Tian Niang me regarda d'un air significatif pendant un moment, puis soupira, impuissant, et me demanda : « Connaissez-vous une famille de pilleurs de tombes ? »

J'ai immédiatement secoué la tête.

« Ils portent tous le même nom de famille, An ! » dit Tian Niang. « C’est tout ce que je sais. »

« Une famille de pilleurs de tombes du nom d'An ? Bien qu'An Ran porte également le nom d'An, comment pouvez-vous être aussi sûr qu'il est issu d'une famille de pilleurs de tombes ? Il y a beaucoup de gens qui portent le nom d'An dans ce monde », ai-je immédiatement répondu.

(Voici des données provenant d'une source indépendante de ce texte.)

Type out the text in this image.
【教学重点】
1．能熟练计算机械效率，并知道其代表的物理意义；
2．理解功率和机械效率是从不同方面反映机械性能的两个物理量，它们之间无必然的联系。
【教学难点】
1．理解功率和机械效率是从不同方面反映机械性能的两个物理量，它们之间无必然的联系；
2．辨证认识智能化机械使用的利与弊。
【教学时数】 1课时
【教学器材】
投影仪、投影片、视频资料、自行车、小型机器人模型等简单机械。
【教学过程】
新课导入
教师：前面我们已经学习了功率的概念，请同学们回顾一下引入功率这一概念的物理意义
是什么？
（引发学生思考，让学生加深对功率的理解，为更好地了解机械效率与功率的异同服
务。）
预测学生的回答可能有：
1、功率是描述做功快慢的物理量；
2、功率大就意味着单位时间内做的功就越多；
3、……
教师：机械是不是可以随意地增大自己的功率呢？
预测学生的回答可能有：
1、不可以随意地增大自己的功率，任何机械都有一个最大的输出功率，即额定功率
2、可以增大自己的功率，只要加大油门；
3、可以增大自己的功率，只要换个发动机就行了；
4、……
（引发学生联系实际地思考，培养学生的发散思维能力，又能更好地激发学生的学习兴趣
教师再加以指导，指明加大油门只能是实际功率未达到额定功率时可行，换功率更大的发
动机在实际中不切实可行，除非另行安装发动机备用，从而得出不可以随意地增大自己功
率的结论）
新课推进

« C'est l'intuition féminine, ma petite apprentie adorée. » Tian Niang se pencha vers moi, et un parfum unique, celui d'une femme mûre, me parvint aux narines. Inconsciemment, je me reculai.

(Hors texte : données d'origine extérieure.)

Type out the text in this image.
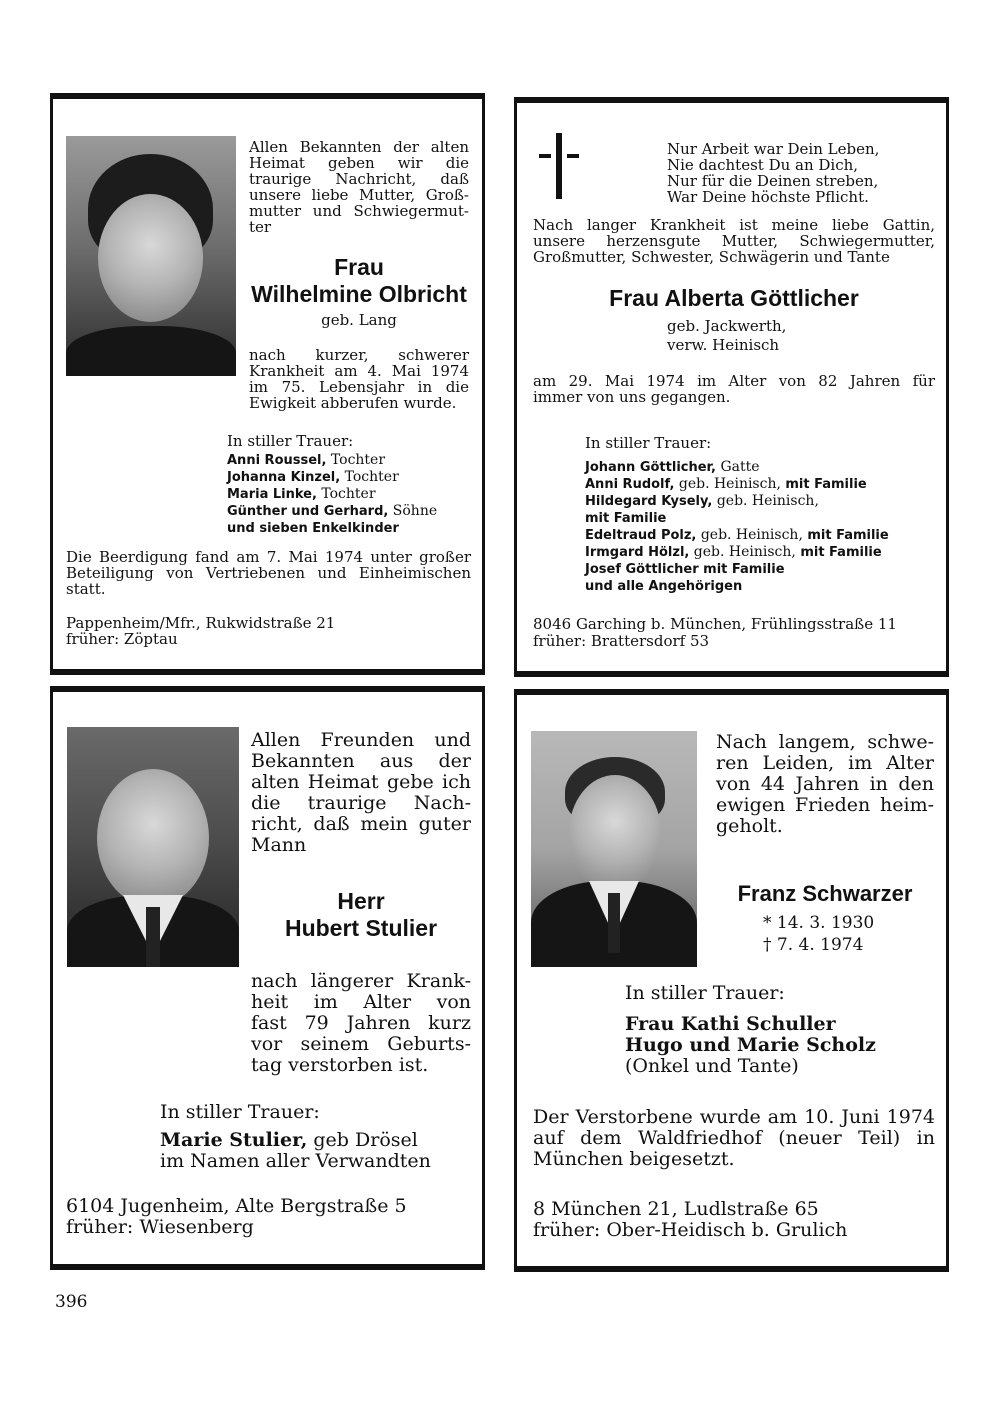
Allen Bekannten der alten
Heimat geben wir die
traurige Nachricht, daß
unsere liebe Mutter, Groß-
mutter und Schwiegermut-
ter
Frau
Wilhelmine Olbricht
geb. Lang
nach kurzer, schwerer
Krankheit am 4. Mai 1974
im 75. Lebensjahr in die
Ewigkeit abberufen wurde.
In stiller Trauer:
Anni Roussel, Tochter
Johanna Kinzel, Tochter
Maria Linke, Tochter
Günther und Gerhard, Söhne
und sieben Enkelkinder
Die Beerdigung fand am 7. Mai 1974 unter großer
Beteiligung von Vertriebenen und Einheimischen
statt.
Pappenheim/Mfr., Rukwidstraße 21
früher: Zöptau
Nur Arbeit war Dein Leben,
Nie dachtest Du an Dich,
Nur für die Deinen streben,
War Deine höchste Pflicht.
Nach langer Krankheit ist meine liebe Gattin,
unsere herzensgute Mutter, Schwiegermutter,
Großmutter, Schwester, Schwägerin und Tante
Frau Alberta Göttlicher
geb. Jackwerth,
verw. Heinisch
am 29. Mai 1974 im Alter von 82 Jahren für
immer von uns gegangen.
In stiller Trauer:
Johann Göttlicher, Gatte
Anni Rudolf, geb. Heinisch, mit Familie
Hildegard Kysely, geb. Heinisch,
mit Familie
Edeltraud Polz, geb. Heinisch, mit Familie
Irmgard Hölzl, geb. Heinisch, mit Familie
Josef Göttlicher mit Familie
und alle Angehörigen
8046 Garching b. München, Frühlingsstraße 11
früher: Brattersdorf 53
Allen Freunden und
Bekannten aus der
alten Heimat gebe ich
die traurige Nach-
richt, daß mein guter
Mann
Herr
Hubert Stulier
nach längerer Krank-
heit im Alter von
fast 79 Jahren kurz
vor seinem Geburts-
tag verstorben ist.
In stiller Trauer:
Marie Stulier, geb Drösel
im Namen aller Verwandten
6104 Jugenheim, Alte Bergstraße 5
früher: Wiesenberg
Nach langem, schwe-
ren Leiden, im Alter
von 44 Jahren in den
ewigen Frieden heim-
geholt.
Franz Schwarzer
* 14. 3. 1930
† 7. 4. 1974
In stiller Trauer:
Frau Kathi Schuller
Hugo und Marie Scholz
(Onkel und Tante)
Der Verstorbene wurde am 10. Juni 1974
auf dem Waldfriedhof (neuer Teil) in
München beigesetzt.
8 München 21, Ludlstraße 65
früher: Ober-Heidisch b. Grulich
396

« Quel est le lien entre cette famille de pilleurs de tombes et ces deux affaires ? » ai-je insisté.

« Je ne sais pas », répondit simplement Tian Niang.

En regardant Tian Niang droit dans les yeux, je compris que, malgré ses réticences, elle n'était probablement pas directement impliquée dans les deux meurtres. Même si nous n'avions obtenu d'informations que d'une famille de pilleurs de tombes du nom d'An, c'était déjà pas mal

; au moins, nous avions une piste à suivre. Dommage que l'ordinateur d'A Bao ne soit pas encore réparé, sinon l'enquête aurait été bien plus rapide.

J'ai bondi de mon siège et j'ai dit : « Merci, je m'en vais maintenant. »

« Quel manque de cœur ! Tu veux t'enfuir après m'avoir utilisée ? » Tian Niang avait l'air d'une femme abandonnée.

« Suis-je si mauvaise ? » ai-je demandé avec un sourire.

Tian Niang ne dit rien, mais se leva et prit une bouteille de vin dans l'armoire à vin derrière elle. Dès que le sceau fut brisé, l'arôme familier emplit à nouveau la pièce.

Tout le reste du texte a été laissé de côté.